6. L'article 9.6 du cahier des clauses administratives particulières (CCAP) du marché d'aménagement d'une zone de mouillage sur la commune de Locquénolé, qui entend déroger aux articles 41.1 à 41.3 de ce CCAG Travaux, stipule que : " Le délai de garantie est conforme à l'article 44.1 du CCAG. Le délai de garantie est fixé à un an à partir de la date d'effet de la réception. Il est de deux ans pour tous matériels et composants manufacturés, outre la garantie décennale. / Pendant cette période, l'entrepreneur devra effectuer tous les travaux qui lui seront demandés. La garantie ne s'applique pas aux conséquences de l'usure normale, ni à celles résultant de la mauvaise utilisation des ouvrages. ".
7. La garantie de parfait achèvement concerne non seulement la reprise des désordres ou des malfaçons qui ont fait l'objet de réserves lors de la réception des travaux mais aussi de ceux qui apparaissent et sont dûment signalés dans l'année suivant la date à laquelle le maître d'ouvrage a décidé que cette réception des travaux prendrait effet.

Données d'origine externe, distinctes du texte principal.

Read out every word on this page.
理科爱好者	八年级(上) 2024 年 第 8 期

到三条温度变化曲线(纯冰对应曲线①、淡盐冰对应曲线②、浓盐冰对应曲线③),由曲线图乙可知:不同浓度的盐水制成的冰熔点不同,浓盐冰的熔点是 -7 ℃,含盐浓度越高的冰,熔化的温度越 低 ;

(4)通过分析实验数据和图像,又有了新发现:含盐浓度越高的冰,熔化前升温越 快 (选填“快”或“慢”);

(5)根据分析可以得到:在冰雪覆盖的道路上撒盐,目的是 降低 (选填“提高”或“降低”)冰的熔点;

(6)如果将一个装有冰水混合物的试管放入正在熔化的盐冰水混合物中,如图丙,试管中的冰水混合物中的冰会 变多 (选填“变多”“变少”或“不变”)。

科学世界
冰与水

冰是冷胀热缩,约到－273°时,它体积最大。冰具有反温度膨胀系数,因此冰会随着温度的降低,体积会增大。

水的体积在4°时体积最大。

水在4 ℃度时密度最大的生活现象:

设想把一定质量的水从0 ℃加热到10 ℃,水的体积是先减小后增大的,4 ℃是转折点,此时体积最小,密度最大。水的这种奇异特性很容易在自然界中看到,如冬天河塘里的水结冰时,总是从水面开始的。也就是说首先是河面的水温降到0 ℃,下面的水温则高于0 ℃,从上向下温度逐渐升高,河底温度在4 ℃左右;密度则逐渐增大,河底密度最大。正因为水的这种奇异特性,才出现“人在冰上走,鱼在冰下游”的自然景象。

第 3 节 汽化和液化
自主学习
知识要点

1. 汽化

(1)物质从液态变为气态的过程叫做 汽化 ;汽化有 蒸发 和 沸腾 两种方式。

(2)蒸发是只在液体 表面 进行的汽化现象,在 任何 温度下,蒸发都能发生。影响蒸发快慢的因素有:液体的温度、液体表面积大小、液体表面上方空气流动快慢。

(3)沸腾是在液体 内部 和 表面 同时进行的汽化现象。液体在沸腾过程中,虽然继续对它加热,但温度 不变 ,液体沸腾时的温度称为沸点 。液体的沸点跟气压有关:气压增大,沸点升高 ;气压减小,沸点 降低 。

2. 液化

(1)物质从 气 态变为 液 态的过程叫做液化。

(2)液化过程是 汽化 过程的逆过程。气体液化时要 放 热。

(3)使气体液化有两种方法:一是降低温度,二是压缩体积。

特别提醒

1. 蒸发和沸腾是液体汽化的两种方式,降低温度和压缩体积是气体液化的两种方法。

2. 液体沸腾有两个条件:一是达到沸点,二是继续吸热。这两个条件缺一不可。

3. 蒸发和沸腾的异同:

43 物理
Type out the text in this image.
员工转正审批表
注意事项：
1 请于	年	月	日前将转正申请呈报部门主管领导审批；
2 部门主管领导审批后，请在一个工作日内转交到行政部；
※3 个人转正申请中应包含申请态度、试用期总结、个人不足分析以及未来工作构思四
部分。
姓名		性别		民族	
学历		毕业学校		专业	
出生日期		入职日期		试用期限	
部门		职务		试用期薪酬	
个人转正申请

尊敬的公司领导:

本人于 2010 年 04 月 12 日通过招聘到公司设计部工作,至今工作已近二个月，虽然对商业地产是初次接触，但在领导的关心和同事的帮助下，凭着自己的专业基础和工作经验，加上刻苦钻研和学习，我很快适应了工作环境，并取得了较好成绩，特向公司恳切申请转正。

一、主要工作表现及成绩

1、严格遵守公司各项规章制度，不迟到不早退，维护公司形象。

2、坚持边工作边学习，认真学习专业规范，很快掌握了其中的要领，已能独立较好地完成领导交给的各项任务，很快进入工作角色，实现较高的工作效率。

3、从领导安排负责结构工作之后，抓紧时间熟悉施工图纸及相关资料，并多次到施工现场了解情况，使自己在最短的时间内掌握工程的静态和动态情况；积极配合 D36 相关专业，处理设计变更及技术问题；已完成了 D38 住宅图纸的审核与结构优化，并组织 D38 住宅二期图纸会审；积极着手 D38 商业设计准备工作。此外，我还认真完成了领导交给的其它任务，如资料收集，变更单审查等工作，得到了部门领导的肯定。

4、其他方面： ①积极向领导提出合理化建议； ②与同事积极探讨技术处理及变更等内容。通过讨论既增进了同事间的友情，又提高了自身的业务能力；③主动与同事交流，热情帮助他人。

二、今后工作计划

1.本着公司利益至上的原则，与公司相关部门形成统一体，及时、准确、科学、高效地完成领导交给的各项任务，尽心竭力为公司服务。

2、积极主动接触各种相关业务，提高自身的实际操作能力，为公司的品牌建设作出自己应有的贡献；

En vertu de cette garantie résultant du contrat, le constructeur est tenu de remédier aux désordres signalés dans ce délai afin de rendre l'ouvrage conforme aux prévisions du marché.
8. En premier lieu, il résulte de l'instruction, et notamment de l'acte d'engagement signé par les parties, que le marché public en litige qualifié, par leur commune intention, de " marché public de travaux " portait sur l'opération d'aménagement d'une zone de mouillage. Le CCAP du marché stipule expressément que le CCAG Travaux approuvé par le décret du 21 janvier 1976, modifié, est applicable à ce marché. Il comporte, en outre, des stipulations spécifiques relatives à la garantie de parfait achèvement. Ainsi, au regard du contenu de ces documents contractuels, la société Le Goût de l'Eau n'est pas fondée à soutenir que le marché qu'elle a conclu avec la commune de Locquénolé doit être qualifié de marché public de prestations de services, auquel la garantie de parfait achèvement ne serait pas applicable.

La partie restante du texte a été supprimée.